Si la victime téléchargeait KeePass à partir d’un faux site, le gestionnaire de mots de passe fonctionnait normalement, mais enregistrait aussi tous les mots de passe de la base de données ouverte dans un fichier texte non chiffré, tout en installant une balise Cobalt Strike sur le système.
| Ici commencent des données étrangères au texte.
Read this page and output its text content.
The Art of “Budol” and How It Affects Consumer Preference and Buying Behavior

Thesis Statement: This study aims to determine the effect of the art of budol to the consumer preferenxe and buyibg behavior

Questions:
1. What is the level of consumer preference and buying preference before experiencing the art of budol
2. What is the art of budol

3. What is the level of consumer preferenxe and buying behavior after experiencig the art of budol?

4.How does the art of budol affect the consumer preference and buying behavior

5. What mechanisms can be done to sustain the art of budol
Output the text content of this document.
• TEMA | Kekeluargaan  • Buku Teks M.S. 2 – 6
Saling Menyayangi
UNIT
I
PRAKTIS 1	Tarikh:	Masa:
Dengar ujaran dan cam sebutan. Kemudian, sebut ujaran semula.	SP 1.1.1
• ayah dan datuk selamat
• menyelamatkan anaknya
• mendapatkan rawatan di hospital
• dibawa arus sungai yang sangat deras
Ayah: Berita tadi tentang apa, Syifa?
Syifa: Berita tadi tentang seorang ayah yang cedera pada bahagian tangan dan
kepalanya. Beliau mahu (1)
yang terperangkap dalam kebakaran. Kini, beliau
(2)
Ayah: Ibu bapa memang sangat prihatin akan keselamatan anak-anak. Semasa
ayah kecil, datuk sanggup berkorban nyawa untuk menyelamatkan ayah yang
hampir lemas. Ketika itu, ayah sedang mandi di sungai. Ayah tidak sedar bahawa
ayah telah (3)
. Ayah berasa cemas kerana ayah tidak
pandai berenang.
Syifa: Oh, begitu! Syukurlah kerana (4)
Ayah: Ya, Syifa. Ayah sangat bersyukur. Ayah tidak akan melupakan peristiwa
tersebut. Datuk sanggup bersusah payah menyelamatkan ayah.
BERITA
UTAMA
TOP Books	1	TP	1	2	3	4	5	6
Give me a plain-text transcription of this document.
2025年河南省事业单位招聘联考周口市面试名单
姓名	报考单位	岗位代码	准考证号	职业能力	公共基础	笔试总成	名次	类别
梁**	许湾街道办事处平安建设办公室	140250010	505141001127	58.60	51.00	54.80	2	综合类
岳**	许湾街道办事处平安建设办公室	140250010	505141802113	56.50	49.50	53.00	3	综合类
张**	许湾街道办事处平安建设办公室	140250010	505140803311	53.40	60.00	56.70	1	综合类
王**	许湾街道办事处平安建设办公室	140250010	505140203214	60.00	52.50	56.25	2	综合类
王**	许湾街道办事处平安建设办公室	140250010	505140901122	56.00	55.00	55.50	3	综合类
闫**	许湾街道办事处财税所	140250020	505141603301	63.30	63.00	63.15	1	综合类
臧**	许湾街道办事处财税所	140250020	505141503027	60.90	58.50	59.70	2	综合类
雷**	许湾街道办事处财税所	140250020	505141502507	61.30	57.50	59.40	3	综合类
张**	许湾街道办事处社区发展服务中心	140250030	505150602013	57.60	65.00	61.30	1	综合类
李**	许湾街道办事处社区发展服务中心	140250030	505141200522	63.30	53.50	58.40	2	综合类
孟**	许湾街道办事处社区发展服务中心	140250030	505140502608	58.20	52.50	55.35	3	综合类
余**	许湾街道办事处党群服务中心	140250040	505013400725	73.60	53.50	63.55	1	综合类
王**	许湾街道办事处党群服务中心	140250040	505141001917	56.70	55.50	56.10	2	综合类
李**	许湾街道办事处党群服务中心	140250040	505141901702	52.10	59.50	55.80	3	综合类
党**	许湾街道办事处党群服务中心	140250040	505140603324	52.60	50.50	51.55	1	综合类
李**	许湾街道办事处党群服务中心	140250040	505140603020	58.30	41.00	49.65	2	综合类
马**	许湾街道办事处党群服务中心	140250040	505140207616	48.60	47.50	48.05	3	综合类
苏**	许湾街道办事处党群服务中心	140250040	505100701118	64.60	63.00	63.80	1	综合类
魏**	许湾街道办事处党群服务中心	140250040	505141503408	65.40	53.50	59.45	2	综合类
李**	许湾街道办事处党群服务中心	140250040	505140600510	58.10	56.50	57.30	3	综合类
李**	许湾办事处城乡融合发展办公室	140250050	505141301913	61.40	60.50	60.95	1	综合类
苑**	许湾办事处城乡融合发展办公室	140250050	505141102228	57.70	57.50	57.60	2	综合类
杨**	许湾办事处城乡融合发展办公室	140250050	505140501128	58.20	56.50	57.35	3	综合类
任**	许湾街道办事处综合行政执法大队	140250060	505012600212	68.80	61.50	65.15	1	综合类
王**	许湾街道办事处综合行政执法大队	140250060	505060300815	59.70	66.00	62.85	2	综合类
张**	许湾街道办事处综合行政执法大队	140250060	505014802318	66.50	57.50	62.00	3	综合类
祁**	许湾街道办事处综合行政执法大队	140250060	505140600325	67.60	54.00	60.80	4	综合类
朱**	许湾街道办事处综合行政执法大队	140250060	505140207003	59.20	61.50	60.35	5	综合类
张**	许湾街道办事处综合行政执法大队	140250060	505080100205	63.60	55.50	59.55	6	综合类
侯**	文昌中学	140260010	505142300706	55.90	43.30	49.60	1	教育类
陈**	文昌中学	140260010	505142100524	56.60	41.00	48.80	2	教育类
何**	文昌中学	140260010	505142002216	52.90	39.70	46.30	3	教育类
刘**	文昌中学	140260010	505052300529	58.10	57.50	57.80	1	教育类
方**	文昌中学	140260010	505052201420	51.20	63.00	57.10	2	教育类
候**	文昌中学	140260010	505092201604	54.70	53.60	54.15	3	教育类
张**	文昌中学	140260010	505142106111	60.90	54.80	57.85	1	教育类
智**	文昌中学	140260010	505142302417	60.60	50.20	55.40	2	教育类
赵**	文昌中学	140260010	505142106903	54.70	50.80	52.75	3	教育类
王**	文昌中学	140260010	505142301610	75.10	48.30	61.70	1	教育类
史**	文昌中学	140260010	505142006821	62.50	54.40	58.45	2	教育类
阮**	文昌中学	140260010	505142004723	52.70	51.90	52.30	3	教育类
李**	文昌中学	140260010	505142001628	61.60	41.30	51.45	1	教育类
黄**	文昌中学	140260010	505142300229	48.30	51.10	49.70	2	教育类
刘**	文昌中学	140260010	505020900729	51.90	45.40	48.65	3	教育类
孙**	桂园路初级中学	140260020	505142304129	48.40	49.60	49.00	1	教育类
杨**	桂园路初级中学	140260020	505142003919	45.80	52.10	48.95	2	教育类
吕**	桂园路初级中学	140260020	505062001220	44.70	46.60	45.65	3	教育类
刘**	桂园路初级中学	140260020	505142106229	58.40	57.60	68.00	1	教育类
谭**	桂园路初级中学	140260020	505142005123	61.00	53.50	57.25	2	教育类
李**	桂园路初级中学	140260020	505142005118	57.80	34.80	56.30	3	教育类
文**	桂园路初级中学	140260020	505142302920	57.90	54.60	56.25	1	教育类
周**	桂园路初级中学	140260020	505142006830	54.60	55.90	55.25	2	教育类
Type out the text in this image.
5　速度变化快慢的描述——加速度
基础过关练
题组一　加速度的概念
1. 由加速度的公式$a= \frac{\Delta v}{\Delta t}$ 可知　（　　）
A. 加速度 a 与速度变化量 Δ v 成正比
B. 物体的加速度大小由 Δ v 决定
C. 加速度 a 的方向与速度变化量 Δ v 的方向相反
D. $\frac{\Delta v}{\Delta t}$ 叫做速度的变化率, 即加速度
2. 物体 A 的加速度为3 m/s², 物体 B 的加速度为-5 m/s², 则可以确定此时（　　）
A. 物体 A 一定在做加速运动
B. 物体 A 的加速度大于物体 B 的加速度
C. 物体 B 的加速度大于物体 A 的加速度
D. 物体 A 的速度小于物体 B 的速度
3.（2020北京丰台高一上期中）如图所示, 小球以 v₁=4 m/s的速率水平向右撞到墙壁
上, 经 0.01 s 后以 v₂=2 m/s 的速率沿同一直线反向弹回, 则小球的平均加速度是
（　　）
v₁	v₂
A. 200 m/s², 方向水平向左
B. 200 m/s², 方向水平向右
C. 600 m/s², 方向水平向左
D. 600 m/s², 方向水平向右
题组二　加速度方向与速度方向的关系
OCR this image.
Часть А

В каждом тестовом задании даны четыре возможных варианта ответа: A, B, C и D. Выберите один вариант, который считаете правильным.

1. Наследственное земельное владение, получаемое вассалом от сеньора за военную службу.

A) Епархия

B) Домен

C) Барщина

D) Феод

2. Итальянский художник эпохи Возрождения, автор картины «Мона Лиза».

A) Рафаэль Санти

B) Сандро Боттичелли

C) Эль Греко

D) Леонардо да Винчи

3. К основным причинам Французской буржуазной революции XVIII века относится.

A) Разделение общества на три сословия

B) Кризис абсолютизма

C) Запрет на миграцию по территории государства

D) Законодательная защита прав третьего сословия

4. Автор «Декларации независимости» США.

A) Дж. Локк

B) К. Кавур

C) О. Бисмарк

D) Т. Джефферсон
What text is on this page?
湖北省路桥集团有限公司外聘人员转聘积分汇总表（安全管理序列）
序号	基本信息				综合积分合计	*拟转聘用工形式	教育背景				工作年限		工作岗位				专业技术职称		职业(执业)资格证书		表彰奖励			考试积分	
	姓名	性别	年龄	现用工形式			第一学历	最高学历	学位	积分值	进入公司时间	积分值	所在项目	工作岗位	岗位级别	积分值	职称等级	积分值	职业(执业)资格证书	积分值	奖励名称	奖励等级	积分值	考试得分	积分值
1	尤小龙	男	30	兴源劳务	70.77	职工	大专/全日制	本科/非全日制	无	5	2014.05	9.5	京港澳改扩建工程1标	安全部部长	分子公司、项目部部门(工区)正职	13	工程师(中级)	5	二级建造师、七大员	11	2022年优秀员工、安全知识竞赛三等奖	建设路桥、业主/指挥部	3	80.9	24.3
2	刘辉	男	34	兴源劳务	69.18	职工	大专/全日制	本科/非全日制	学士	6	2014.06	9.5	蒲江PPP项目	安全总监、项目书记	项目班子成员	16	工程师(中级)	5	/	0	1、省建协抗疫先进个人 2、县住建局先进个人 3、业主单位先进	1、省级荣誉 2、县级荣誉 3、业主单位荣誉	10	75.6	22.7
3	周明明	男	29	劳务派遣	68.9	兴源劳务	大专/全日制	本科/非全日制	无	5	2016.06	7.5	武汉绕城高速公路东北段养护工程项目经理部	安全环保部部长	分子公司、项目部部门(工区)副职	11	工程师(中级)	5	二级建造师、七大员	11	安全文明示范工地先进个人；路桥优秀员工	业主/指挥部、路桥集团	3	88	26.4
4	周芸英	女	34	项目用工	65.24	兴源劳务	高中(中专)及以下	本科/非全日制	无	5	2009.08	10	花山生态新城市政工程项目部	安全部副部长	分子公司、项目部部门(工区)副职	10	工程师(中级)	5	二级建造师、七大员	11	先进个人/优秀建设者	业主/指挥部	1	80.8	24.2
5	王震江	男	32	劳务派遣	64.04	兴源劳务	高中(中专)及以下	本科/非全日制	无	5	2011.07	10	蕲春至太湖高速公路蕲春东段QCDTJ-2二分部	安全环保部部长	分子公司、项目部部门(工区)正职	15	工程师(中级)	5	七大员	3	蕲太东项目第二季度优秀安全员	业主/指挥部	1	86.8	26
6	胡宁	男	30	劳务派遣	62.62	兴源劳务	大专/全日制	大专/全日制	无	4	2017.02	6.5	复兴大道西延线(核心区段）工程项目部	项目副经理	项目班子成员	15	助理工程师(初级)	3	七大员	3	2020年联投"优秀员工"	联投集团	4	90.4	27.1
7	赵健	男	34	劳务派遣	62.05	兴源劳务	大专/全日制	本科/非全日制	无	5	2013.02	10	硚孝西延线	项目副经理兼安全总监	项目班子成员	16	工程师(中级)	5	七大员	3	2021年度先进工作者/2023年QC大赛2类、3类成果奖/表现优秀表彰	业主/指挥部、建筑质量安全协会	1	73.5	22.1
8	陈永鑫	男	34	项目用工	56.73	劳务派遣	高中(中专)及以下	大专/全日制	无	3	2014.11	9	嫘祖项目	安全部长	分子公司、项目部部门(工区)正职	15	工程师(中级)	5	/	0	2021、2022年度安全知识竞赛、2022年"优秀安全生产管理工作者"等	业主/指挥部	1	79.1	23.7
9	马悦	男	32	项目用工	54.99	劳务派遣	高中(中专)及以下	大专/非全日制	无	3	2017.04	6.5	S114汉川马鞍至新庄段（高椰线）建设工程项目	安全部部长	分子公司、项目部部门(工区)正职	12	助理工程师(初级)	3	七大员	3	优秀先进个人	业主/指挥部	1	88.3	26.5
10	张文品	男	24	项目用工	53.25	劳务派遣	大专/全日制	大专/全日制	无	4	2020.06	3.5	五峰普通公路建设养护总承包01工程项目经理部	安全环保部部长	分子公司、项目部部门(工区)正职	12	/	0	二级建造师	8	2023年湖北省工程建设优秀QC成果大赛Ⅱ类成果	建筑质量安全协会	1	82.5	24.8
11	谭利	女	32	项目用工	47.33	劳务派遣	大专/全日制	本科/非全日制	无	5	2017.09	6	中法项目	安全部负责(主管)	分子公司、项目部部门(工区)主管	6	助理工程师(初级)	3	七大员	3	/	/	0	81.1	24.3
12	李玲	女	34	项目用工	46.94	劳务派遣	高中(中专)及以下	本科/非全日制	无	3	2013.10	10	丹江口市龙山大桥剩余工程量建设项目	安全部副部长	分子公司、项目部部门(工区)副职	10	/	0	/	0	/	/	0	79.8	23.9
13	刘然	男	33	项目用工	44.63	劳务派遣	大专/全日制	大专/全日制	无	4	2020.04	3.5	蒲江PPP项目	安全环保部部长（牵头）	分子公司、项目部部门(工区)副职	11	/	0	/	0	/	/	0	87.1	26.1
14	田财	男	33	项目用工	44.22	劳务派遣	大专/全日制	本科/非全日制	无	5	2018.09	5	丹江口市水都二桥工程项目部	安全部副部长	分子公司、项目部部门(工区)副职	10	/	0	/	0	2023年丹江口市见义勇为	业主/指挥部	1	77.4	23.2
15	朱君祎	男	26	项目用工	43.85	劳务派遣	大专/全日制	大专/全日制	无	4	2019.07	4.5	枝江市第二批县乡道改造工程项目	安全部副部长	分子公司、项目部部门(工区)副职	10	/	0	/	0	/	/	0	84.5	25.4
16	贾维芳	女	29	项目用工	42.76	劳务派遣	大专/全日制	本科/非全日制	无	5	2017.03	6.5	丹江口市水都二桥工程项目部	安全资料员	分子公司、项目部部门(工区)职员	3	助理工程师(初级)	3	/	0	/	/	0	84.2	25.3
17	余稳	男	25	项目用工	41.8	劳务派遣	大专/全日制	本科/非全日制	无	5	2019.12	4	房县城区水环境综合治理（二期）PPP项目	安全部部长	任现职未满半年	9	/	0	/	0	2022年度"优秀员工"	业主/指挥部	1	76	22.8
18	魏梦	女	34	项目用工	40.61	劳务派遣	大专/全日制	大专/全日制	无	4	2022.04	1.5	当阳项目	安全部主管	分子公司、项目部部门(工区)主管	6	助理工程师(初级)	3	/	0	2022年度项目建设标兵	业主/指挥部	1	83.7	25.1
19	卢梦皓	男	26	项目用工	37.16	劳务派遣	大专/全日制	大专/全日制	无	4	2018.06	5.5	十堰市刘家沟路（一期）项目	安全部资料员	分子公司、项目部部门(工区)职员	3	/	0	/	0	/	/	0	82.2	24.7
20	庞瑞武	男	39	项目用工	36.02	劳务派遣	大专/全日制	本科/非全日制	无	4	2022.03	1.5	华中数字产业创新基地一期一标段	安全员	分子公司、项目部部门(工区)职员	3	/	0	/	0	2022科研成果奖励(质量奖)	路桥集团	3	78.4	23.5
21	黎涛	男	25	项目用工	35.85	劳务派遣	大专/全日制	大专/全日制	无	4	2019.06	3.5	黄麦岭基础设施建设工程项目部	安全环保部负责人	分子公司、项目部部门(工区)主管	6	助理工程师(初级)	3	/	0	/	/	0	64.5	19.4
Il s’agit d’un outil qui peut être utilisé à la fois pour évaluer la sécurité d’une organisation et pour mener de véritables cyberattaques.
Avec Cobalt Strike, les attaquants ont pu non seulement voler les mots de passe exportés, mais aussi les utiliser pour compromettre d’autres systèmes et finalement chiffrer les serveurs ESXi de l’organisation.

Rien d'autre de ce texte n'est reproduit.